7. I am non-judgmental and generally accepting of people whom I encounter in life. I have very little desire to hurt, punish, or get revenge on another person. Fortunately, I do not recall experiences where another person has seriously threatened my safety or my wellbeing. I believe that people are not born evil, and I generally feel that their bad behavior has been caused or influenced by factors beyond their control.  Basically, I believe that everyone deserves my respect and my compassion. I nearly always try to think of ways I could help a person live a life where s/he could thrive. I think kindly of most people and I am not likely to prejudiced about those who are different from me.

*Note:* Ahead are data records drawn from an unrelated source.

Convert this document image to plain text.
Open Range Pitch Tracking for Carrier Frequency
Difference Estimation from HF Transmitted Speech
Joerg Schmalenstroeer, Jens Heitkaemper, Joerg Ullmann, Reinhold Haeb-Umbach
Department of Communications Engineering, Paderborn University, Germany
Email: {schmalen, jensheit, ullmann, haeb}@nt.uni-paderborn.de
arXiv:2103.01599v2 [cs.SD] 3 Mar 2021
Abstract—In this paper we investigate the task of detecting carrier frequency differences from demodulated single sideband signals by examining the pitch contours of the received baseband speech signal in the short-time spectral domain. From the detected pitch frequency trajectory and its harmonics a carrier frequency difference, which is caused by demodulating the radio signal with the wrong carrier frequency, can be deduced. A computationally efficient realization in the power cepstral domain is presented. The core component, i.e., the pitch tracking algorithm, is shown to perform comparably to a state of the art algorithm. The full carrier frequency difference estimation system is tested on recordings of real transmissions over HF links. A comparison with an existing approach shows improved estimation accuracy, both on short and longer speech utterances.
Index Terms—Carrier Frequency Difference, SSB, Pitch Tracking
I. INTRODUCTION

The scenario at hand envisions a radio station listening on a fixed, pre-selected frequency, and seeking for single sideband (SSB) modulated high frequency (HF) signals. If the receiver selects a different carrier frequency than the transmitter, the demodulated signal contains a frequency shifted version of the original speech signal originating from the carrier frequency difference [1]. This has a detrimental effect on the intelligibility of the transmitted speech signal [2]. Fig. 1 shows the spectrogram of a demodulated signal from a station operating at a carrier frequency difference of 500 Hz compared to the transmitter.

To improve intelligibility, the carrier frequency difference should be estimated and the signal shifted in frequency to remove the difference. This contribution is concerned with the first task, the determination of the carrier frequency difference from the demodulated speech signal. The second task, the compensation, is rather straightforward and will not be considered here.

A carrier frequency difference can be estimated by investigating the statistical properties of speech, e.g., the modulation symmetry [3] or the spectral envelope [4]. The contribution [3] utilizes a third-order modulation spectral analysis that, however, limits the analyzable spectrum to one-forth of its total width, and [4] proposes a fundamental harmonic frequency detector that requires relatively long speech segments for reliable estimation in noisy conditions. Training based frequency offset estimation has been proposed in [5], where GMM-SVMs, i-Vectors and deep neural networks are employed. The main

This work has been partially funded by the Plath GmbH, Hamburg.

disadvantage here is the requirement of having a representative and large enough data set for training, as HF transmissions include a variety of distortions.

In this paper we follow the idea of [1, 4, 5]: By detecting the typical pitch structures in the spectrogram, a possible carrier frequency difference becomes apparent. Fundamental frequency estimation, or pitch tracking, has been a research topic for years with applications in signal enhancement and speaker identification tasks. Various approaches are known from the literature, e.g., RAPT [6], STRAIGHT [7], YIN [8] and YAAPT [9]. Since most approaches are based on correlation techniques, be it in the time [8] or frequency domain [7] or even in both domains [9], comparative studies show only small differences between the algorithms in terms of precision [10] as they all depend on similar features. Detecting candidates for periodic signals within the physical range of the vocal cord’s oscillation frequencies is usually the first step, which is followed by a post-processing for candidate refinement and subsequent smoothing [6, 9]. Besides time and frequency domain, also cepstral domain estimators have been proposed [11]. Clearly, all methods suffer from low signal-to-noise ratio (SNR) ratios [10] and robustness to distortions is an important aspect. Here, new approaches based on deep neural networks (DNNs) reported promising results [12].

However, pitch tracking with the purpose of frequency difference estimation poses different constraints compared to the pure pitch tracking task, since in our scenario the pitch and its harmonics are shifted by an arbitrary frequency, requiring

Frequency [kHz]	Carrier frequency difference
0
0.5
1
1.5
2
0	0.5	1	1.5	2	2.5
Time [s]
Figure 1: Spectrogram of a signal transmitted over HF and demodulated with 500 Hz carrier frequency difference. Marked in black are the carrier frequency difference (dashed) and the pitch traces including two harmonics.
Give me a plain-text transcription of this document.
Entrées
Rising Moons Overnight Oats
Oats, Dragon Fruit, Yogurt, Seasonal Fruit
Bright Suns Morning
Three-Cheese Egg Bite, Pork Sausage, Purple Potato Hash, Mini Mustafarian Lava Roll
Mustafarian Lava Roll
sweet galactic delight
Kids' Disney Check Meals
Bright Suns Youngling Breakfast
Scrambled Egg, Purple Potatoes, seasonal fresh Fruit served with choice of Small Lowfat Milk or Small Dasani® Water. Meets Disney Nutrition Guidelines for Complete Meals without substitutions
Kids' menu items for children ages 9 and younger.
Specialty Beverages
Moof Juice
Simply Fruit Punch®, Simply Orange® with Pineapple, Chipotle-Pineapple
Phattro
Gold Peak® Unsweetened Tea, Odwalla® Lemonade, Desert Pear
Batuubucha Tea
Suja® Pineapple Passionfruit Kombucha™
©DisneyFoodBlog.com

8.  In the past two years, I have developed a more mindful disposition, which has been defined as “having a high level of awareness of what you are thinking and feeling in the moment.” This mindfulness has enabled me to recognize when I am feeling better than usual, and also to better articulate what I might be doing to make those good feelings happen. This increased mindfulness has probably resulted from my efforts (conjoint with those of Jennifer Rose) to develop a series of introspective activities designed to “articulate your positive identity.”


9. I have ability and the desire to facilitate and/or encourage others to become more aware of their positive qualities, which enables them to feel good about themselves. I do this during interactions with individuals, and I also try to do this when talking to others in small groups. I feel good when I help other people feel good about who they are.  As a more specific example of this, I have a well-developed awareness of how people are feeling in a small-group discussion, and I have good ability to facilitate the group’s focus on topics or questions that increase the total group’s level of involvement and satisfaction.

         Example: I have noticed the high level of interest and satisfaction in the Appreciating-Elderhood group, which I facilitate two times a month.


10. I feel very grateful for, and appreciative of, opportunities I have had which enabled me to develop the strengths described above. I feel very fortunate to have had the opportunities to gain the education and then obtain the employment that enabled me to follow my interests and to optimize my potential. I appreciate my opportunity for a career in the helping professions.